Para melhor compreenção sobre o que se passou, é necessário uma pequena explicação sobre o sistema de combustível do CATALINA. Existiam apenas dois tanques, um em cada asa, com a capacidade de 875 galões cada, perfazendo um total de 1750 galões.

A saída de combustível de cada tanque era feita por uma mangueira reforçada ligada diretamente a uma válvula de distribuição de combustível para os motores. Se completamente abastecido com 875 galões em cada tanque, o peso do combustível é de cerca de 3.300 quilos, ou seja, mais de três toneladas.

A tubulação de borracha era reforçada por meio de uma tela metálica que envolvia a parte externa da mangueira, não só para suportar a pressão do peso do combustível, como também para proteger o tubo contra eventuais impactos de projéteis inimigos. Além disso, o tubo era do tipo auto-vedante (self-sealing), para evitar eventuais vazamento. Era prevista a substituição periódica dessas tubulações.

A válvula de distribuição do combustível tinha as posições “Tank to engine”, que ligava um tanque ao motor correspondente, e a posição “Cross-feed” (alimentação cruzada), que permitia que cada tanque alimentasse os dois motores simultaneamente. Dessa forma o nível de combustível estaria sempre o mesmo nos dois tanques, pois o consumo de um tanque seria o mesmo do outro.

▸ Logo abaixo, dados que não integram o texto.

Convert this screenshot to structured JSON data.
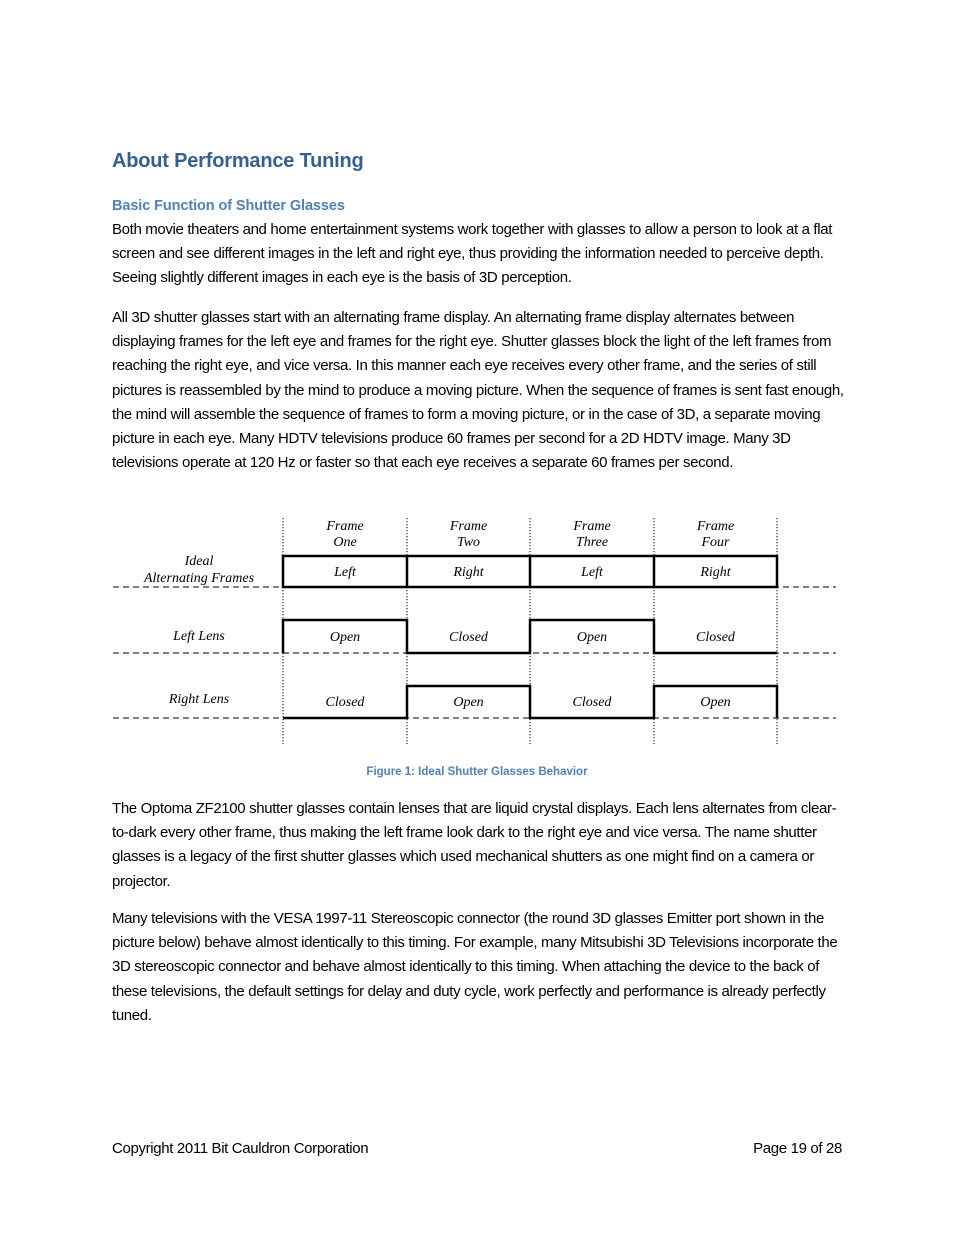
{
  "document": {
    "heading": "About Performance Tuning",
    "subheading": "Basic Function of Shutter Glasses",
    "paragraphs": [
      "Both movie theaters and home entertainment systems work together with glasses to allow a person to look at a flat screen and see different images in the left and right eye, thus providing the information needed to perceive depth. Seeing slightly different images in each eye is the basis of 3D perception.",
      "All 3D shutter glasses start with an alternating frame display. An alternating frame display alternates between displaying frames for the left eye and frames for the right eye. Shutter glasses block the light of the left frames from reaching the right eye, and vice versa.  In this manner each eye receives every other frame, and the series of still pictures is reassembled by the mind to produce a moving picture. When the sequence of frames is sent fast enough, the mind will assemble the sequence of frames to form a moving picture, or in the case of 3D, a separate moving picture in each eye. Many HDTV televisions produce 60 frames per second for a 2D HDTV image. Many 3D televisions operate at 120 Hz or faster so that each eye receives a separate 60 frames per second.",
      "The Optoma ZF2100  shutter glasses contain lenses that are liquid crystal displays. Each lens alternates from clear-to-dark every other frame, thus making the left frame look dark to the right eye and vice versa. The name shutter glasses is a legacy of the first shutter glasses which used mechanical shutters as one might find on a camera or projector.",
      "Many televisions with the VESA 1997-11 Stereoscopic connector (the round 3D glasses Emitter port shown in the picture below) behave almost identically to this timing. For example, many Mitsubishi 3D Televisions incorporate the 3D stereoscopic connector and behave almost identically to this timing. When attaching the device to the back of these televisions, the default settings for delay and duty cycle, work perfectly and performance is already perfectly tuned."
    ],
    "figure_caption": "Figure 1: Ideal Shutter Glasses Behavior"
  },
  "diagram": {
    "frames": [
      {
        "line1": "Frame",
        "line2": "One"
      },
      {
        "line1": "Frame",
        "line2": "Two"
      },
      {
        "line1": "Frame",
        "line2": "Three"
      },
      {
        "line1": "Frame",
        "line2": "Four"
      }
    ],
    "rows": [
      {
        "label_line1": "Ideal",
        "label_line2": "Alternating Frames",
        "type": "frames",
        "cells": [
          "Left",
          "Right",
          "Left",
          "Right"
        ]
      },
      {
        "label": "Left Lens",
        "type": "signal",
        "cells": [
          "Open",
          "Closed",
          "Open",
          "Closed"
        ],
        "levels": [
          1,
          0,
          1,
          0
        ]
      },
      {
        "label": "Right Lens",
        "type": "signal",
        "cells": [
          "Closed",
          "Open",
          "Closed",
          "Open"
        ],
        "levels": [
          0,
          1,
          0,
          1
        ]
      }
    ]
  },
  "footer": {
    "copyright": "Copyright 2011 Bit Cauldron Corporation",
    "page": "Page 19 of 28"
  },
  "colors": {
    "heading": "#365f91",
    "subheading": "#4f81bd",
    "caption": "#4f81bd"
  }
}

Iniciemos a narrativa do que aconteceu.

O curso de Piloto de Patrulha ministrado no 1°/2° G.Av. sediado em Belém a 12 Aspirantes formados em dezembro de 1951 pela Escola de Aeronáutica do Campo dos Afonsos no Rio de Janeiro, se constituiu em um enorme sucesso reconhecido pelos altos escalões da FAB. Todos os formando cumpriram o previsto no PIPE – Programa de Instrução e Padrões de Eficiência para as Unidades de Patrulha, tendo recebido o diploma de Piloto de Patrulha e cartão de voo por instrumentos, uma raridade na época. Devido ao grande sucesso obtido em 1952 o Estado-Maior da Aeronáutica matriculou em 1953 mais 23 Oficiais, oriundos principalmente da Base Aérea de Natal, mas também de outras unidades.

O coroamento do curso consistia na participação do Esquadrão nas manobras a serem realizadas pelo CTASAN (Curso de Tática Anti-Submarino Aeronaval) no Rio de Janeiro.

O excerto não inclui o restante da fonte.